You are a rescue organization that has been tasked with going in an area or flock and trying to capture a half-feral LGD that has been abandoned with no food.
A strange LGD shows up at your front gate. He is scared and hungry. You want to catch him to see if his collar and tag have his owner’s contact information so you can call them.
You are hiking on public land that is being grazed on by a large commercial flock of sheep or goats and see signs saying that Livestock Guardian Dogs are on patrol. You anticipate encountering one or more and want to do so safely and calmly so that the LGDs do not perceive you as a threat.
The list can go on. The bottom line is it will benefit you to know how to safely approach and/or interact with any strange dog that does not know or recognize you. Here is more incentive for you to learn: these methods work on non-LGD breed dogs, too.


----------



## Baymule (Nov 4, 2017)

I use the soft approach when working with scared horses, good to see that it works with dogs too.


----------



## BrendaMNgri (Nov 7, 2017)

@Baymule I knew you'd appreciate this.
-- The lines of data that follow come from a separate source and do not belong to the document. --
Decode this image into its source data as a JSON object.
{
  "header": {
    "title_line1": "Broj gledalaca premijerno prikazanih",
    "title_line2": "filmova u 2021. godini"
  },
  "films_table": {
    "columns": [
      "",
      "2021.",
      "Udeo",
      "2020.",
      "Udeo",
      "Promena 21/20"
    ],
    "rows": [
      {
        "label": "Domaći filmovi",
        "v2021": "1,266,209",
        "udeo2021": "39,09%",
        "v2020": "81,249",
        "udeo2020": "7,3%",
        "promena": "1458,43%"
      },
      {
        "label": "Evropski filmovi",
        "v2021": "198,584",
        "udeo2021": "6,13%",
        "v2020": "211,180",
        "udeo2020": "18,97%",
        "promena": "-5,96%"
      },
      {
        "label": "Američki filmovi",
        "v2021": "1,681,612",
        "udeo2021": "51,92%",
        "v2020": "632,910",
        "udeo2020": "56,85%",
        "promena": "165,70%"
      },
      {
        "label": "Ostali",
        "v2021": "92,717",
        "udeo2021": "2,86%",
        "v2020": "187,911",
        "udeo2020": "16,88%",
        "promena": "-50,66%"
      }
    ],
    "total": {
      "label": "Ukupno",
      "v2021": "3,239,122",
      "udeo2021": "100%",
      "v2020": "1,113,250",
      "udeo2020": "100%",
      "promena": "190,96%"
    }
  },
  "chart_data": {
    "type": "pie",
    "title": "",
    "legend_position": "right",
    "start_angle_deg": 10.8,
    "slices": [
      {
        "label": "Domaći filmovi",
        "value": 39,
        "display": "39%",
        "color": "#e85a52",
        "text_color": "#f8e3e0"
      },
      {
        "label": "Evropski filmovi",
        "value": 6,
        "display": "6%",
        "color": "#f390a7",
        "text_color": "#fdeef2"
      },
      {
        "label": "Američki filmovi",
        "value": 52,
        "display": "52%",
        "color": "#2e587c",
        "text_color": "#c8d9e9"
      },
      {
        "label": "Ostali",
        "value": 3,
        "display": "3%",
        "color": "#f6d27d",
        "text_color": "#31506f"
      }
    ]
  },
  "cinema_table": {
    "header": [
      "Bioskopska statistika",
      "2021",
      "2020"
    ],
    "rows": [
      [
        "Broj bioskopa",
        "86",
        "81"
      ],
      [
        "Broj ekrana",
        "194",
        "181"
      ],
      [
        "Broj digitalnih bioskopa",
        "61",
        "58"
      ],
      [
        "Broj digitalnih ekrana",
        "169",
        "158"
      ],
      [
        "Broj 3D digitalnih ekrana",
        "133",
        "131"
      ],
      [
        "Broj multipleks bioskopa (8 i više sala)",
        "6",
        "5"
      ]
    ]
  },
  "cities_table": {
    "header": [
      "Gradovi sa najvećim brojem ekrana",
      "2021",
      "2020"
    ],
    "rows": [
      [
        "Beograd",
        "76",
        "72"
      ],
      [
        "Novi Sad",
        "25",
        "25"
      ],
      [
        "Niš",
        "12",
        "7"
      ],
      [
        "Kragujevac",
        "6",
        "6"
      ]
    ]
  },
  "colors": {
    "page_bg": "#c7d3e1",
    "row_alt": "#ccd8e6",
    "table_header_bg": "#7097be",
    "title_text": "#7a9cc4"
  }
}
Thanks.


----------



## Baymule (Nov 7, 2017)

Since animals don't speak like we do, we must make the effort to speak like they do. Most people never get that. It is amazing how animals understand us, speak our language and do the things that they do, living in our world. A full frontal approach, eyes met, shoulders back, is aggressive. Most people never realize this, then getting excited, making quick movements and this only escalates the situation.


----------